JAISAL NOOR: A historic teachers strike in Los Angeles is set to enter its second day as more than 30,000 teachers demanding higher pay, smaller class sizes, and a cap on the expansion of privately-run charters, walked off the job in the second-largest U.S. school system, leaving hundreds of thousands of students in limbo.

ALEX CAPUTO-PEARL:So here we are on a rainy day in the richest country in the world, in the richest state in the country, in a state as blue as it can be and in a city rife with millionaires, where teachers have to go on strike to get the basics for our students.

Public education is not your plaything, billionaires. It belongs to the people of Los Angeles.

JAISAL NOOR: Some 20,000 teachers, union members and supporters gathered outside City Hall, carrying umbrellas in a rare Southern California rainstorm and chanting as they prepared to march toward district headquarters. No end date has been given for the strike.

TOBY SMITH: It wasn’t difficult for me, because I feel like we are pinned up against the wall. We have no other choice. If we don’t, they’re just going to keep cramming us in to classes, they’re going to cram the kids in like sardines. They’re going to starve us out and then charter schools will be the only schools. So it’s now or never. It’s do or die for us.

HEATHER THORNTON:We are doing this for them (the students). And so, in the end, if we end up getting them what they need, everything is worth it.

MARTHA TORRES:It was really hard for me to make the decision and, of course, because I have a family and I have three children in college. You know, it’s a sacrifice. But leaders like Martin Luther King, Cesar Chavez, Dolores Huerta, have taught me that it takes sacrifice to make a change. And this is why I’m here.

GERARDO MARQUEZ: The resources have been dwindling, the staffing has been dwindling, from my understanding, and it’s getting to a point where it’s just not sustainable.
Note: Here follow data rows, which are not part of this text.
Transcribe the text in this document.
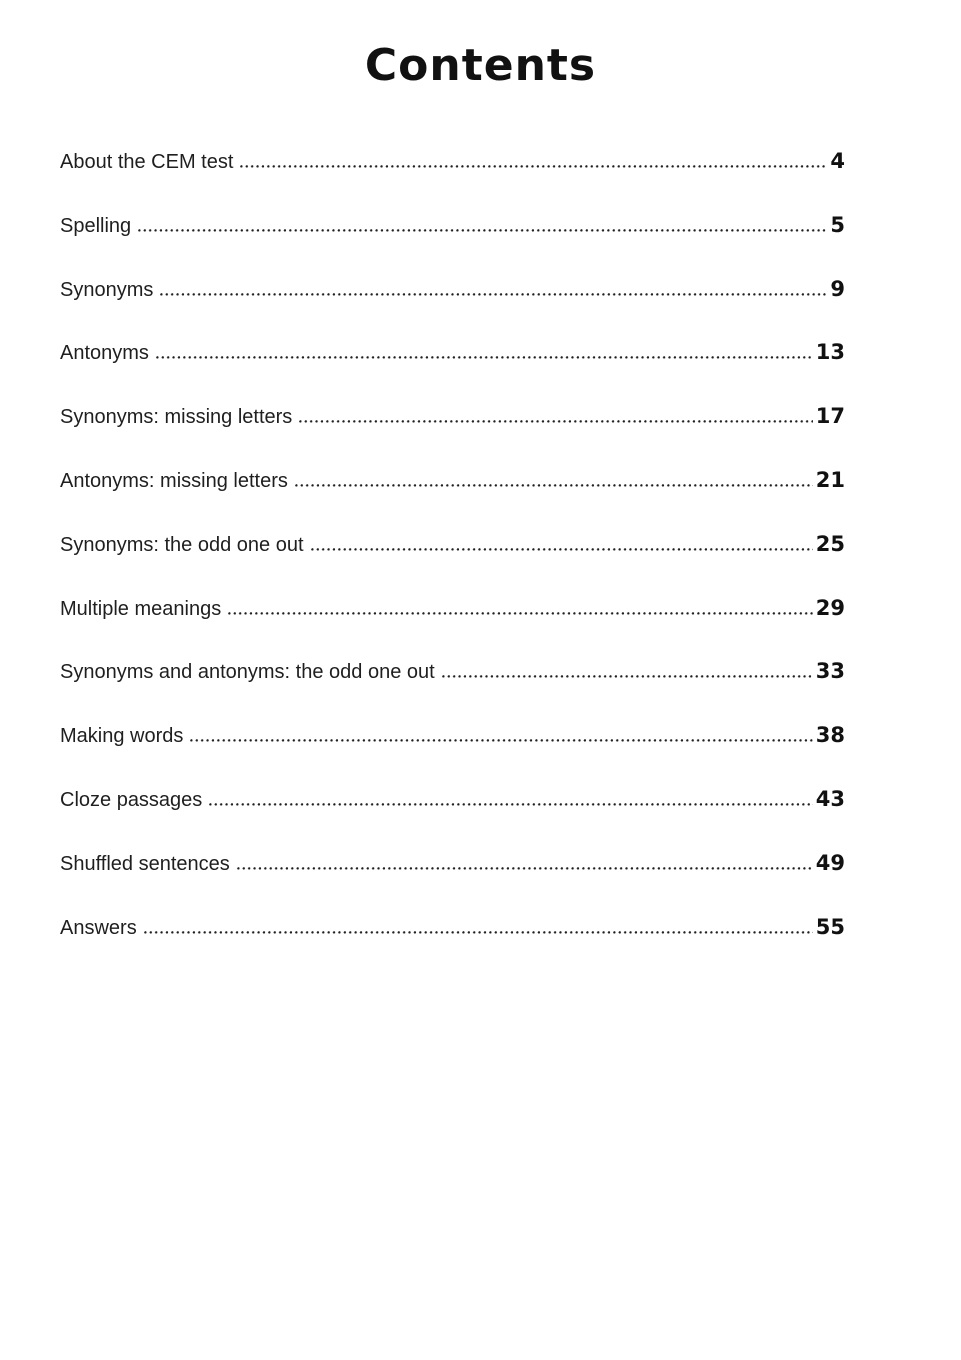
Contents
About the CEM test	4
Spelling	5
Synonyms	9
Antonyms	13
Synonyms: missing letters	17
Antonyms: missing letters	21
Synonyms: the odd one out	25
Multiple meanings	29
Synonyms and antonyms: the odd one out	33
Making words	38
Cloze passages	43
Shuffled sentences	49
Answers	55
Students are suffering.

JAISAL NOOR: Talks broke down on Friday (January 11), when the union bargaining chair said she and her fellow negotiators were “insulted” by the latest contract offer from district officials.

The union wants a 6.5 percent pay rise, more librarians, counselors and nurses on campuses, smaller class sizes and less testing, as well as a moratorium on new charter schools.

For The Real News, this is Jaisal Noor.